DeDigi: A Privacy-by-Design Platform for Image Forensics

  • Chi-Hao Tran
  • Quoc-Thang Tran
  • Quynh-Chau Long-Vu
  • Hai-Son Nguyen
  • Anh-Duy Tran
  • Duc-Tien Dang-Nguyen

With the explosion of multimedia has come the rise of advanced image processing and free editing tools, allowing individuals to readily change how an image or video appears in front of other eyes. This act is malicious and may cause disruption in the community; therefore, to resolve these issues, there has been many existing tools that use Digital Image Forensics (DIF) techniques. Even so, based on our MUUP evaluation system, these tools can lack guidance, difficult to utilize and can have privacy issues. Following that, we then investigate existing algorithms from various DIF techniques, and incorporate this knowledge into our DIF web tool - DeDigi. For DeDigi's design, based on our Design Science system, each design iteration will take into account user feedback on how the tool's design is perceived from their perspective. The final outcome of our "privacy-by-design" tool is five approaches from various categories of the focused field, a score of 3.92/5 for DeDigi (beta)'s user experience, and new user interfaces for training purpose.
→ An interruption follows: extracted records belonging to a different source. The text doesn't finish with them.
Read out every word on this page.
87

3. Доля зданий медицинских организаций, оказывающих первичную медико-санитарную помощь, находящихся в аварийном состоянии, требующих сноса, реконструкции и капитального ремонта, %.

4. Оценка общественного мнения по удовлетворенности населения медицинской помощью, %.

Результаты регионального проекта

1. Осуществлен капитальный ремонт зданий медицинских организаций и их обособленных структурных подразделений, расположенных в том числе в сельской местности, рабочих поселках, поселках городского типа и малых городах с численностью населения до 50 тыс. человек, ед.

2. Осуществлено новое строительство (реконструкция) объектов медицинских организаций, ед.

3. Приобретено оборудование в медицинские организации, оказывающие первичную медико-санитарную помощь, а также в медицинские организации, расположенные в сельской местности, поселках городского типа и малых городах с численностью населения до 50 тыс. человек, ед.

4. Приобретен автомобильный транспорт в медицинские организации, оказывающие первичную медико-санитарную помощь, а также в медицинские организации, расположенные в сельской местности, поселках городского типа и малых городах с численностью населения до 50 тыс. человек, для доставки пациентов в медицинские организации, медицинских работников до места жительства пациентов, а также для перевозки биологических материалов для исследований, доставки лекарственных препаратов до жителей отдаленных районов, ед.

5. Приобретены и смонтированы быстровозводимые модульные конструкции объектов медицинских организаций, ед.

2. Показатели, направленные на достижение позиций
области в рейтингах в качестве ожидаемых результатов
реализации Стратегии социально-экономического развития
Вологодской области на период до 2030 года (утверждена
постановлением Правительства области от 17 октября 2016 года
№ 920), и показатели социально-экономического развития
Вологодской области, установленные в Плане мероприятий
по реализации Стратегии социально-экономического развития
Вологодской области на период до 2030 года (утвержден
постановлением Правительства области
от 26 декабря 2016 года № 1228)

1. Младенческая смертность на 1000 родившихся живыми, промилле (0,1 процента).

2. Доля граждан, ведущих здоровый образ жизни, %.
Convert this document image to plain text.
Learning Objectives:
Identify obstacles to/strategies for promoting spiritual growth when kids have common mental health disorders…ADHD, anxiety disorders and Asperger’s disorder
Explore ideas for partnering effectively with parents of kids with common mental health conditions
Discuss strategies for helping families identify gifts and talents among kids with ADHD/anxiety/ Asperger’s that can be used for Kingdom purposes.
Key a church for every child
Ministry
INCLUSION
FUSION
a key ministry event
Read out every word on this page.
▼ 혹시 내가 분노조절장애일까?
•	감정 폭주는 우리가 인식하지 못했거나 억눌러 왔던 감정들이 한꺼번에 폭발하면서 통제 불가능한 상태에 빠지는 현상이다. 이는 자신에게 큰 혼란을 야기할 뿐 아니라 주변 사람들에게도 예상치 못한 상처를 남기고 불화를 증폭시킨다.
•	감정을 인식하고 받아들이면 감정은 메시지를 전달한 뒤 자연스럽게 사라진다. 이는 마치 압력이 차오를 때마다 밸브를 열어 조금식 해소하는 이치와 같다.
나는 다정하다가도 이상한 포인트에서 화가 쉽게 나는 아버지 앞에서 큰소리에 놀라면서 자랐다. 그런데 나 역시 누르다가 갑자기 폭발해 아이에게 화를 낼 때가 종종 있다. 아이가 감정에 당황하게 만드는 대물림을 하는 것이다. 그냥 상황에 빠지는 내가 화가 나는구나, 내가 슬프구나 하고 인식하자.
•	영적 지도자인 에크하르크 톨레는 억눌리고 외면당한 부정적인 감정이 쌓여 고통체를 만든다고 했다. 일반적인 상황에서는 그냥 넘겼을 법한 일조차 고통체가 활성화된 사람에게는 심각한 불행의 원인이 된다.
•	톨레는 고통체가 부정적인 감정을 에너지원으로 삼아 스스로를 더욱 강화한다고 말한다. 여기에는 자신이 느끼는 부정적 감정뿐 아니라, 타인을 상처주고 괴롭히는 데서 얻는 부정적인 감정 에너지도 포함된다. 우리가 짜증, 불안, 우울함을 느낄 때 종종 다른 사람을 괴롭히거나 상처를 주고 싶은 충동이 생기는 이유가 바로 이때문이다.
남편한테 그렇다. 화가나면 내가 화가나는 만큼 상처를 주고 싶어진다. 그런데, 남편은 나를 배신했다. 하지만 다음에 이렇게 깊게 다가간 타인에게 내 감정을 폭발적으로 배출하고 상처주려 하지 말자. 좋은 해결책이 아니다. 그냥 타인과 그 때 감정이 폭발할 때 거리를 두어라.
SESSION: Session 3: Federated Learning

Session details: Session 3: Federated Learning

  • Minh-Son Dao

FedMCRNN: Federated Learning using Multiple Convolutional Recurrent Neural Networks for Sleep Quality Prediction

  • Tran Anh Khoa
  • Do-Van Nguyen
  • Phuoc Van Nguyen Thi
  • Koji Zettsu

"Good night" is the most common saying everyone uses every day. That shows sleep plays a vital role in human life, and about a third of a lifetime is spent sleeping. Having a good sleep means having good health, spirit, and intellect to work. Many studies have analyzed predicted sleep quality using machine learning (ML). However, no studies have federated learning (FL) to analyze and predict sleep quality predictions. Our study operated federated multiple convolutional neural networks (FedMCRNN) and multi-modal data collected from wearables for sleep quality prediction. We measure the performance of the FedMCRNN in many-to-one and many-to-many cases using a variety of metrics and compare it with traditional machine learning models. The results show that FedMCRNN predicts quality intention reliably, with 96.774% and 68.721% accuracies for the two cases, many-to-one and many-to-many, respectively. Besides, other metrics have better value than methods. The results also show that FedMCRNN performs better than previous most advanced methods for predicting sleep quality and clearly shows which features influence sleep quality. Our findings have implications for the development of Artificial Intelligence (AI) doctors.

Efficient Resource Allocation using Federated Learning in Cellular Networks

  • Son Cao Nguyen
  • Minh Hoang
  • Tinh Phuc Vo
  • Duc Ngoc Minh Dang

Federated learning (FL) has been introduced as a promising solution to address data privacy issues. FL is receiving widespread attention in various applications, including wireless communication technology. Using FL performs local model training and uploads model parameters for global synthesis at the server. In wireless communication technology, the most concerning issue is resource allocation, when tens or hundreds of devices are involved in the operation. Therefore, this paper proposes three algorithms, random scheduling (RS), round-robin (RR), and proportional fair (PF), to allocate resources using FL with Poisson Point Process (PPP) distributed in the cellular networks. The efficiency of resource allocation is evaluated using the MNIST Fashion multi-modal dataset and considering each user's (UE) convergence speed and time.